Add to that the declining relative power of the United States, the indispensable country in global governance, and you have a recipe for a shrinking world even without the novel coronavirus.

Societal collapse, warns Milanovic, is not an impossibility in the U.S., or elsewhere:

The movement to natural economy would be driven not by ordinary economic pressures but by much more fundamental concerns, namely, epidemic disease and the fear of death. Therefore, standard economic measures can only be palliative in nature: they can (and should) provide protection to people who lose their jobs and have nothing to fall back on and who frequently lack even health insurance. As such people become unable to pay their bills, they will create cascading shocks, from housing evictions to banking crises.

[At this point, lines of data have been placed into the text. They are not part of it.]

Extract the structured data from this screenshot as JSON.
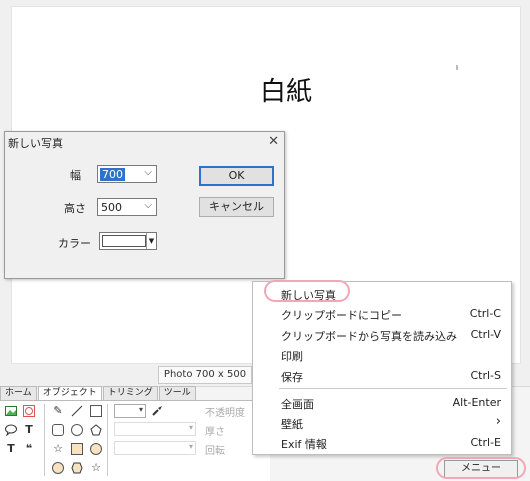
{
  "canvas": {
    "title": "白紙"
  },
  "status": {
    "photo_info": "Photo 700 x 500"
  },
  "ribbon": {
    "tabs": [
      "ホーム",
      "オブジェクト",
      "トリミング",
      "ツール"
    ],
    "labels": {
      "opacity": "不透明度",
      "thickness": "厚さ",
      "rotation": "回転"
    }
  },
  "dialog": {
    "title": "新しい写真",
    "width_label": "幅",
    "width_value": "700",
    "height_label": "高さ",
    "height_value": "500",
    "color_label": "カラー",
    "ok": "OK",
    "cancel": "キャンセル"
  },
  "menu": {
    "items": [
      {
        "label": "新しい写真",
        "shortcut": ""
      },
      {
        "label": "クリップボードにコピー",
        "shortcut": "Ctrl-C"
      },
      {
        "label": "クリップボードから写真を読み込み",
        "shortcut": "Ctrl-V"
      },
      {
        "label": "印刷",
        "shortcut": ""
      },
      {
        "label": "保存",
        "shortcut": "Ctrl-S"
      },
      {
        "label": "全画面",
        "shortcut": "Alt-Enter"
      },
      {
        "label": "壁紙",
        "shortcut": "›"
      },
      {
        "label": "Exif 情報",
        "shortcut": "Ctrl-E"
      }
    ]
  },
  "menu_button": "メニュー",
  "colors": {
    "accent": "#3072c8",
    "highlight": "#f3a6b6"
  }
}
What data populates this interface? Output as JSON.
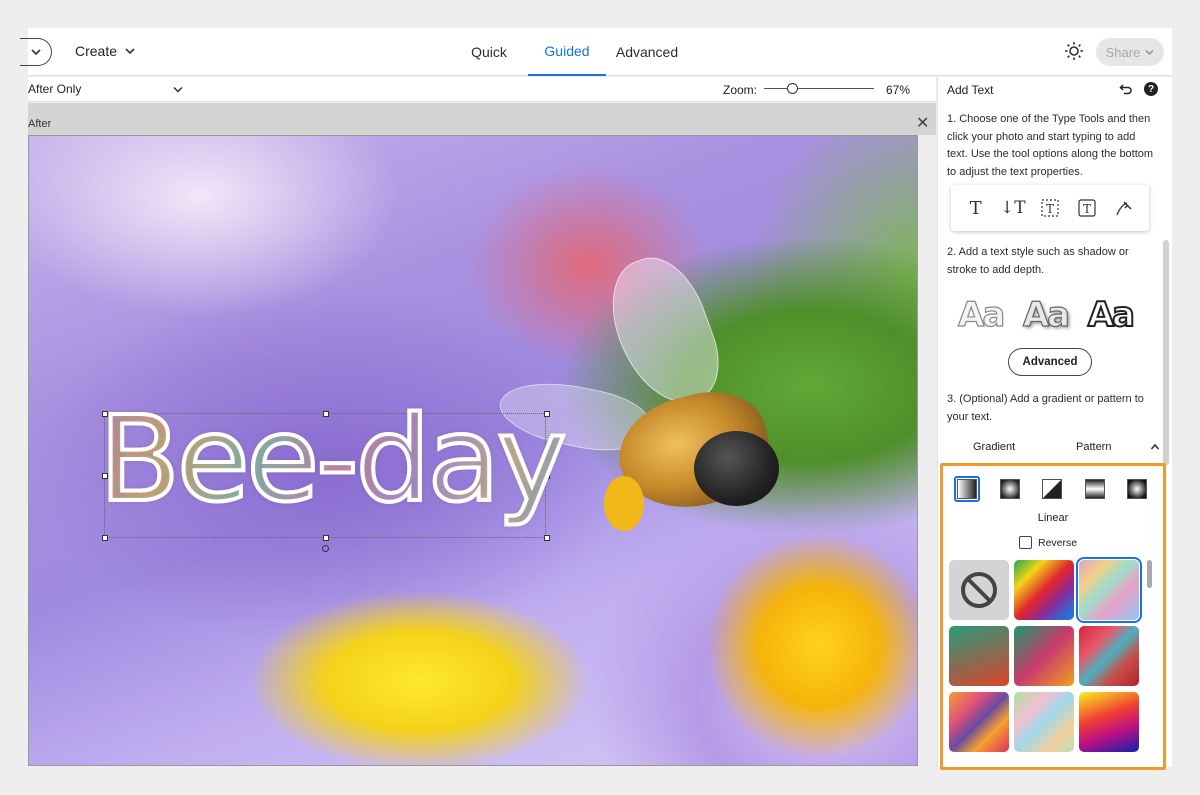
{
  "header": {
    "create_label": "Create",
    "tabs": [
      {
        "label": "Quick",
        "active": false
      },
      {
        "label": "Guided",
        "active": true
      },
      {
        "label": "Advanced",
        "active": false
      }
    ],
    "share_label": "Share"
  },
  "viewbar": {
    "view_mode": "After Only",
    "zoom_label": "Zoom:",
    "zoom_value": "67%",
    "zoom_level": 0.25
  },
  "canvas": {
    "label": "After",
    "overlay_text": "Bee-day"
  },
  "panel": {
    "title": "Add Text",
    "step1": "1. Choose one of the Type Tools and then click your photo and start typing to add text. Use the tool options along the bottom to adjust the text properties.",
    "type_tools": [
      "horizontal-type-icon",
      "vertical-type-icon",
      "text-on-selection-icon",
      "text-on-shape-icon",
      "text-on-path-icon"
    ],
    "step2": "2. Add a text style such as shadow or stroke to add depth.",
    "style_sample": "Aa",
    "advanced_label": "Advanced",
    "step3": "3. (Optional) Add a gradient or pattern to your text.",
    "gradient_tab": "Gradient",
    "pattern_tab": "Pattern",
    "gradient_types": [
      "Linear",
      "Radial",
      "Angle",
      "Reflected",
      "Diamond"
    ],
    "selected_gradient_type": "Linear",
    "reverse_label": "Reverse",
    "reverse_checked": false
  },
  "colors": {
    "accent": "#1473e6",
    "highlight_box": "#f0992c"
  }
}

Even so, the human toll of the disease will be the most important cost and the one that could lead to societal disintegration. Those who are left hopeless, jobless, and without assets could easily turn against those who are better off. Already, some 30 percent of Americans have zero or negative wealth. If more people emerge from the current crisis with neither money, nor jobs, nor access to health care, and if these people become desperate and angry, such scenes as the recent escape of prisoners in Italy or the looting that followed Hurricane Katrina in New Orleans in 2005 might become commonplace. If governments have to resort to using paramilitary or military forces to quell, for example, riots or attacks on property, societies could begin to disintegrate.

Canada’s position in such a world: a small country in the North American region whose world will shrink largely to the continent we share with a superpower that is working through a lot of issues at the moment. There’s a good chance that we’re about to enter a new era in Canada-US relations, if we haven’t done so already.